Cet usage du terme de « lois » pour désigner des phénomènes économiques récurrents semble naître au XVIIIe siècle. A l'époque, l'économiste écossais Adam Smith (1723-1790), qui admire le physicien Isaac Newton (1643-1727), ambitionne de découvrir les lois générales de l'économie en s'inspirant de son œuvre. Smith transpose ainsi les lois de Newton à la sphère économique (jusqu'à dégager une « loi de la gravitation » selon laquelle les prix fluctuent, sur les marchés, autour du prix naturel de chaque bien...), et il voit le monde des hommes comme Newton voit celui des corps astronomiques.
L'usage moderne du terme de « loi » pour désigner un texte juridique de caractère général, impersonnel et obligatoire, se rattache au mythe de la rationalité du législateur (que le Pr. François Ost définit ici comme l'idée que le législateur « serait cohérent, prévoyant, équitable, qu'il adapte au mieux les moyens aux fins, qu'il ne fait rien d'inutile »). Mais l'utilisation du terme de loi dans l'ordre juridique, ne renvoie pas au même usage que pour les lois de la sphère économique : cette loi-ci est normative, elle vise à régler le comportement et n'entend pas le décrire. En somme, elle énonce ce qui doit être, et non pas ce qui est : c'est la célèbre distinction méthodologique du « sein » et du « sollen ».
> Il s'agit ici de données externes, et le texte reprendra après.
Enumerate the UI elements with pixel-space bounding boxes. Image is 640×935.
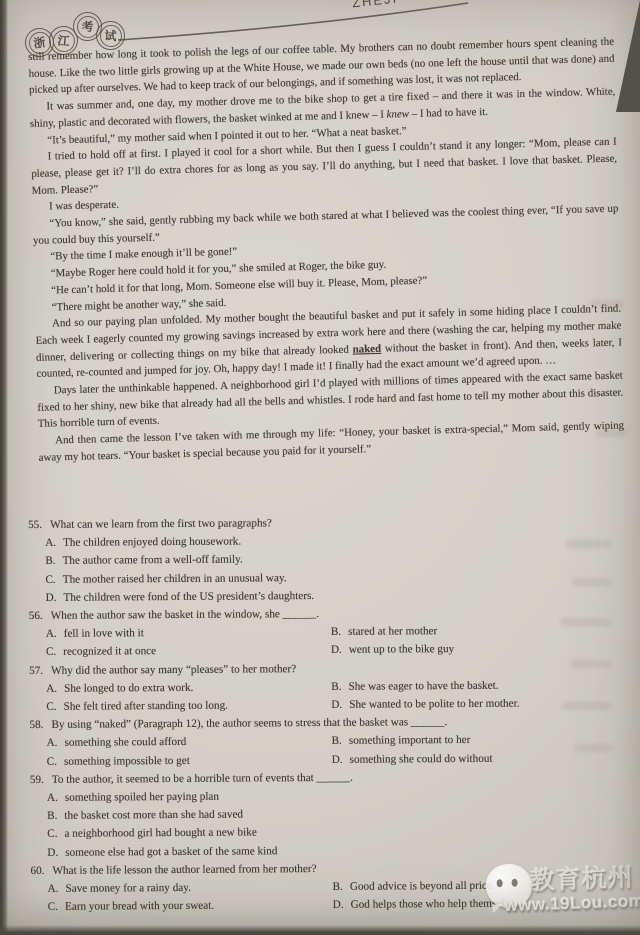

En revanche, le terme de loi tel qu'employé dans la terminologie juridique, peut se référer à deux caractères au moins des lois découvertes par les sciences dures (en physique ou en chimie, par exemple) : d'une part, leur généralité, puisqu'elles s'imposent à tous, et, d'autre part, leur cohérence, puisque ces lois combinées forment, en matière scientifique du moins, un ensemble logique et cohérent (l'Univers ne « tient » littéralement que parce que les lois qui le gouvernent sont remarquablement équilibrées et sont en adéquation les unes avec les autres).
Une telle cohérence peut d'ailleurs évoquer la présence d'une intelligence extérieure à l'origine de ces lois, et c'est peut-être même, dans la seconde moitié du XVIIIe siècle, ce sous-entendu qui motive et généralise (je souligne, car le terme de « loi » était déjà employé sous l'Ancien Régime, pour désigner les Lois Fondamentales du Royaume) l'usage du terme de loi dans la matière juridique : après tout, le législateur faisant œuvre de raison, ne pourrait-il pas se montrer aussi sage et éclairé, en déterminant quelles lois sont les plus adéquates au gouvernement de la Société, que Dieu l'a été en posant les lois de l'Univers ou de la Nature ? En effet, Rousseau « ... pense que le législateur doit posséder une intelligence supérieure, des aptitudes extraordinaires » (Michel Esdras Franck Miambazila), pour le rendre capable de ramasser et condenser l'esprit d'un peuple au sein d'un texte juridique. Je regrette qu'aucun professeur d'histoire du droit et des institutions (ou d'introduction générale au droit) n'ait pris la peine de développer cet aspect.
Naturellement, l'élaboration d'un cours est une œuvre difficile, particulièrement peut-être dans l'aridité dont le droit peut quelquefois faire montre. La grande qualité et la cohérence d'un cours sont une affaire d'équilibre, et la pédagogie, à savoir les moyens employés pour faire passer le message, est importante. Mais, sans ligne directrice, l'histoire du droit ne se résume peut-être plus qu'à « un récit plein de bruit et de [lois] raconté par un idiot, et qui ne signifie rien ». Matière exigeante, elle l'est peut-être plus que toutes les autres.